Collège de sociocritique de Montréal


 

Colloque «Écritures hors foyer.

Comment penser la littérature actuelle ?»


Université de Montréal
26 octobre 2001


Actes

Brissette, Pascal, Paul Choinière, Guillaume Pinson et Maxime Prévost (édit.), Écritures hors-foyer. Actes du Ve Colloque des jeunes chercheurs en sociocritique et en analyse du discourset du colloque «Écritures hors-foyer : comment penser la littérature actuelle ?». 25 et 26 octobre 2001, Université de Montréal, Montréal, Université McGill, Chaire James McGill de langue et littérature françaises, coll. «Discours social / Social Discourse», nouvelle série / New Series, 7, 2002, 222 p.

Table des matières


Texte d'orientation

Retour au social : programme vaste, embrassant le politique mais transcendant la politique ? Ce retour au social que prônent plusieurs écrivains actuels (Houellebecq et Despentes en France, Tom Wolfe et Brett Easton Ellis aux États-Unis) débouche sur une interrogation fondamentale : retour au social certes, mais à quel social ? Au cours des années 1930, la «critique au service de la Révolution» et les diktats du réalisme socialiste amalgamaient spontanément réalisme littéraire et foi révolutionnaire. Aujourd'hui, l'écriture de Virginie Despentes, d'Easton Ellis, parmi tant d'autres, est certes réaliste et décrit résolument le social : peut-elle pour autant être amalgamée à la gauche politique ?

Comment penser la littérature actuelle ? Tout se passe en fait comme si les écrivains actuels, après des décennies de recherche formaliste, cherchaient à se refaire une popularité.
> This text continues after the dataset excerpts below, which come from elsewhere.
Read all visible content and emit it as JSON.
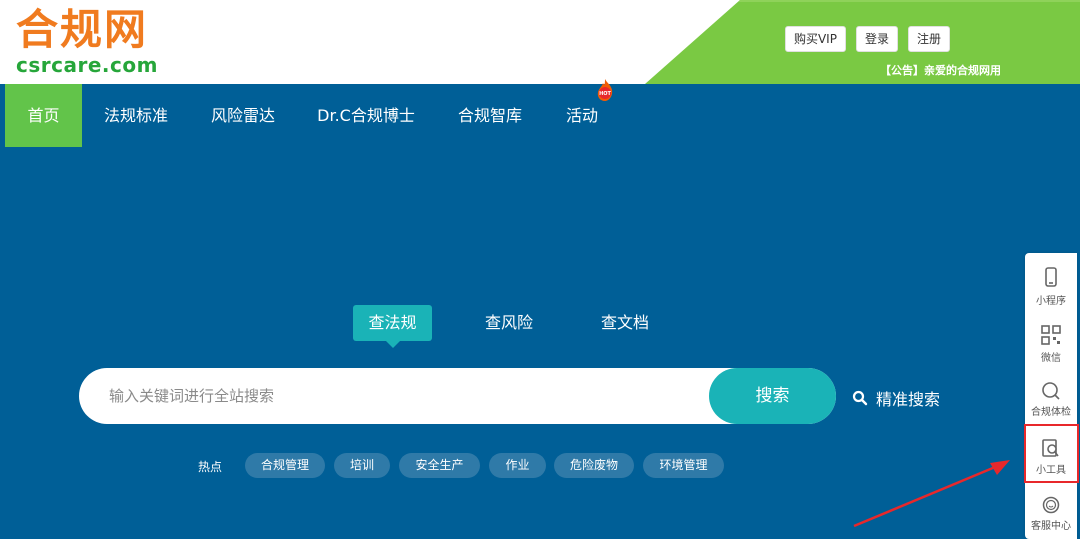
{
  "logo": {
    "cn": "合规网",
    "en": "csrcare.com"
  },
  "top_buttons": [
    "购买VIP",
    "登录",
    "注册"
  ],
  "notice": "【公告】亲爱的合规网用",
  "nav": {
    "items": [
      "首页",
      "法规标准",
      "风险雷达",
      "Dr.C合规博士",
      "合规智库",
      "活动"
    ],
    "active": "首页",
    "hot_badge": "HOT"
  },
  "search": {
    "tabs": [
      "查法规",
      "查风险",
      "查文档"
    ],
    "active_tab": "查法规",
    "placeholder": "输入关键词进行全站搜索",
    "button": "搜索",
    "precise": "精准搜索"
  },
  "hot": {
    "label": "热点",
    "tags": [
      "合规管理",
      "培训",
      "安全生产",
      "作业",
      "危险废物",
      "环境管理"
    ]
  },
  "sidebar": {
    "items": [
      {
        "label": "小程序",
        "icon": "phone-icon"
      },
      {
        "label": "微信",
        "icon": "qrcode-icon"
      },
      {
        "label": "合规体检",
        "icon": "search-icon"
      },
      {
        "label": "小工具",
        "icon": "tool-search-icon"
      },
      {
        "label": "客服中心",
        "icon": "service-icon"
      }
    ],
    "highlighted": "小工具"
  },
  "colors": {
    "nav_bg": "#005f97",
    "active_green": "#62c44a",
    "accent_teal": "#1ab3b7",
    "logo_orange": "#f07b1f",
    "logo_green": "#26a63a",
    "highlight_red": "#e8282b"
  }
}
Le mouvement actuel de la littérature scandaleuse (celle qui se fait un devoir de choquer : Baise-moi, 99 Francs) et des littératures «journalistiques» (Tom Wolfe, Thomas Harris, Michael Connelly sont des transfuges du journalisme, et ces deux derniers du journalisme criminel) n'a-t-il pas pour but premier de rompre avec le formalisme ? Mais la rupture de cette nouvelle littérature «populaire» (revendiquant néanmoins avec force son statut littéraire) d'avec la littérature pour les littérateurs (celle du fameux «pôle de production restreinte» bourdieusien), et la dévalorisation dont cette littérature pour littérateurs est frappée (voir le texte lapidaire de Tom Wolfe, «My Three Stooges», dans Hooking Up), coïncident-ils pour autant avec un renouveau de l'engagement ? Si oui, nous serions en train d'assister aux retrouvailles jubilatoires de l'écrivain et du public. Cet écrivain, de nouveau en parfaite possession d'un langage instrument (un langage ayant prise sur le monde), serait en mesure d'indiquer les «sources du mal» (l'«empire du bien» pour Philippe Muray, le politiquement correct et l'idéologie du «sympa» pour Renaud Camus, la «manufacture du consentement» pour Chomsky, le «libéralisme érotique» pour Houellebecq), de même que les formes de sa propagation.

L'écrivain actuel est-il celui qui oppose une mission à la démission des ses prédécesseurs qui, désertant le monde, ont abandonné le sens au journalisme et les rennes de la société aux politiciens et aux financiers ? En replongeant dans le social, en le représentant sous son jour le plus terrible (on songe au totalitarisme festocratique de Muray, à l'«horreur économique» de Viviane Forrester, au paradis du kitsch de Milan Kundera), l'écrivain exécuterait un retour fracassant sur la scène du monde. Un monde à désenchanter à tout prix ?

Écritures hors foyer, ne pouvant plus être comprises à l'aune des catégories esthétiques et politiques du siècle passé ? Si tel est le cas, il s'agira de se munir de nouveaux outils pour appréhender l'imaginaire actuel.